Andrew Revkin is one of America’s most honored and experienced environmental journalists and the founding director of the new Initiative on Communication and Sustainability at Columbia University’s Earth Institute. Revkin has written on climate change for more than 30 years, reporting from the North Pole to the White House, the Amazon rain forest to the Vatican – mostly for The New York Times. He has held positions at National Geographic and Discover Magazine and won the top awards in science journalism multiple times, along with a Guggenheim Fellowship. Revkin has written acclaimed books on the history of humanity’s relationship with weather, the changing Arctic, global warming and the assault on the Amazon rain forest, as well as three book chapters on science communication.
Joseph Michael Hunt is an American citizen who has worked in the fields of economic development, agriculture, environment, population, health, nutrition and child development in Asia and Africa for nearly thirty years. He has extensive advisory and research experience on the interlinkages of food, agriculture, health and nutrition policies and planning.
Dee Woods is a food and farming activist and campaigner based in London and a founder of the Granville Community Kitchen. She advocates for good food for all and a more just and equitable food and farming system. She works as Food Justice Policy Coordinator for the Land Workers’ Alliance. She also works with the Land Workers’ Alliance BPOC working group and is a member of their Coordinating Group. Dee has been following the work of the UN Food Systems Summit, and represents the Land Workers’ Alliance and the European Coordination Via Campesina at the Civil Society and Indigenous Peoples’ Mechanism for Relations with the UN Committee on World Food Security. At COP26 she participated with the Land Workers’ Alliance and La Via Campesina delegation both as an accredited delegate and in social movement spaces ‘outside’.

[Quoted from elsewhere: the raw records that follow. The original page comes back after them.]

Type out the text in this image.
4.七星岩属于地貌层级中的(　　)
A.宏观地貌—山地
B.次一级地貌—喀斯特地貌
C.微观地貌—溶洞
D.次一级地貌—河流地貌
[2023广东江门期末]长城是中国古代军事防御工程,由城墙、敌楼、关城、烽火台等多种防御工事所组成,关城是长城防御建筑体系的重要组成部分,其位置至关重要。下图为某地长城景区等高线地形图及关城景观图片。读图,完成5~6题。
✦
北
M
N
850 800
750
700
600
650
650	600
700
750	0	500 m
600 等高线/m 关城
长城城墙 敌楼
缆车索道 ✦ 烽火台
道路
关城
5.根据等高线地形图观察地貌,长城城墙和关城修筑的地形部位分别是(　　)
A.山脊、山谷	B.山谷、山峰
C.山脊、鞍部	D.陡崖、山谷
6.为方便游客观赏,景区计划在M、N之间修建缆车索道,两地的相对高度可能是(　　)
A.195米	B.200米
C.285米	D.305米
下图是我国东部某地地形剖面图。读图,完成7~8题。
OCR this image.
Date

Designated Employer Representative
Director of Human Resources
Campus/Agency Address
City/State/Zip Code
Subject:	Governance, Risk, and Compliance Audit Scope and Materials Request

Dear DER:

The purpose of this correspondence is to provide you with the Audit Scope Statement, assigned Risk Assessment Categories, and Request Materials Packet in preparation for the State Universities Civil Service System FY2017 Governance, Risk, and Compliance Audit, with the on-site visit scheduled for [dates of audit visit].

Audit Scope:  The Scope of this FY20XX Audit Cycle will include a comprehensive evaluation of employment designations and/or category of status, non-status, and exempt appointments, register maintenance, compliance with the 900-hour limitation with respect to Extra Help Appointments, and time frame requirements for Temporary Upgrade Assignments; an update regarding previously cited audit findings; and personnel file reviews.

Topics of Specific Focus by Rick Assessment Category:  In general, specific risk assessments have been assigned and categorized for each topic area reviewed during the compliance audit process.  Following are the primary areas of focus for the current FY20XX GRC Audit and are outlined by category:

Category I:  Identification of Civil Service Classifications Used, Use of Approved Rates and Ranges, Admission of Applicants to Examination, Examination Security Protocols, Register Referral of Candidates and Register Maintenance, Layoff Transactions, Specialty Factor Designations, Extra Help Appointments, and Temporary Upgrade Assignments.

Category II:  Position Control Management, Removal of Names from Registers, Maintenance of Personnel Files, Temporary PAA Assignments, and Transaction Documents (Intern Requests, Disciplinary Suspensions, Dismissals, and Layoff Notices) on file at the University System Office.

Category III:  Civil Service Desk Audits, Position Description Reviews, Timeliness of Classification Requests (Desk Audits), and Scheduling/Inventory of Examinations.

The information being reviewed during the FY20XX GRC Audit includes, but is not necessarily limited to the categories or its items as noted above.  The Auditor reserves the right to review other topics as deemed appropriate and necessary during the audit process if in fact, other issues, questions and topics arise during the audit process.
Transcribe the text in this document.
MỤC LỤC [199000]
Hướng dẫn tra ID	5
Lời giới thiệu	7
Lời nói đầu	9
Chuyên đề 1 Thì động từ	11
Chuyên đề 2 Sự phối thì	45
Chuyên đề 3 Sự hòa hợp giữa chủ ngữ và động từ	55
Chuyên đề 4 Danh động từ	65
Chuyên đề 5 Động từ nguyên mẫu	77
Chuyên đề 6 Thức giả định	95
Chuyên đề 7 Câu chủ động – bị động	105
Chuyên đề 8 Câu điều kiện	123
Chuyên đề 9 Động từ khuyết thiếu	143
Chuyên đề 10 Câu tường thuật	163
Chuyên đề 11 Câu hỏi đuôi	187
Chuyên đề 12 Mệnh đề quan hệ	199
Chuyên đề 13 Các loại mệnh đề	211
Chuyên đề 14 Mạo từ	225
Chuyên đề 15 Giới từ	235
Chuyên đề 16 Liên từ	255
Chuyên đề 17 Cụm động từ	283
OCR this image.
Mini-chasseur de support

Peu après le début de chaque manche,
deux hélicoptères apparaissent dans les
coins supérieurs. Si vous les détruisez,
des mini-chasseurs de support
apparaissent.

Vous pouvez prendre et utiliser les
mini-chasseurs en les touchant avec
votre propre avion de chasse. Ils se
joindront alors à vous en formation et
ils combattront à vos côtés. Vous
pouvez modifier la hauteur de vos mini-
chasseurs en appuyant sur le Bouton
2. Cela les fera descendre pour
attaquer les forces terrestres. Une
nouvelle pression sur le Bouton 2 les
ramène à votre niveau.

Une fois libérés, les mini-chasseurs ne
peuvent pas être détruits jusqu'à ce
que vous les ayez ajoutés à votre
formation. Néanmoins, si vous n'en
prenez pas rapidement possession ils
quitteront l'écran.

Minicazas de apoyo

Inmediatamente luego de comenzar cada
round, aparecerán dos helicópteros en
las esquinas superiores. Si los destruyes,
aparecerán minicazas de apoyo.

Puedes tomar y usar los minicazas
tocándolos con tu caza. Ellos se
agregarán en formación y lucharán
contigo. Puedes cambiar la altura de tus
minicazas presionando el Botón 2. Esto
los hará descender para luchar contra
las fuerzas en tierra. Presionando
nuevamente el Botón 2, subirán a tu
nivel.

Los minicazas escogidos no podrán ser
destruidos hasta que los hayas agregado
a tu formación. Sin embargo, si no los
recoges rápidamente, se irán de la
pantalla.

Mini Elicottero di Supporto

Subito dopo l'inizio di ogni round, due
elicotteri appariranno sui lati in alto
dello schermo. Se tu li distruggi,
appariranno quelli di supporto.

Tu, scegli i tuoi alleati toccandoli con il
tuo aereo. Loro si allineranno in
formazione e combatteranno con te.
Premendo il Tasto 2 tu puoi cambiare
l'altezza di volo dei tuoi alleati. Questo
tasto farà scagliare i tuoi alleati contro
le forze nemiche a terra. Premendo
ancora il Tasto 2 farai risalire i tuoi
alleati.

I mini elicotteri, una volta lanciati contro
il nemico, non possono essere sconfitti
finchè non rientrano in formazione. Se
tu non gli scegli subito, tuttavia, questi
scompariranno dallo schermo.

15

The Land Workers’ Alliance is a union of farmers, growers, foresters and land-based workers, and a member of La Via Campesina, an international movement bringing together millions of peasants, small and medium size farmers, landless people, rural women and youth, Indigenous people, migrants and agricultural workers from around the world. Together, they work to achieve a global vision of agroecology, food sovereignty and sustainable forestry, defending peasant agriculture for food sovereignty as a way to promote social justice and dignity and strongly opposing corporate driven agriculture that destroys social relations and nature. These organizations are doing wonderful work to empower workers, build coalitions, and advance regenerative agricultural practices that also regenerate communities and relationships, and we are honored to welcome Dee Woods to this conference panel to share her perspective.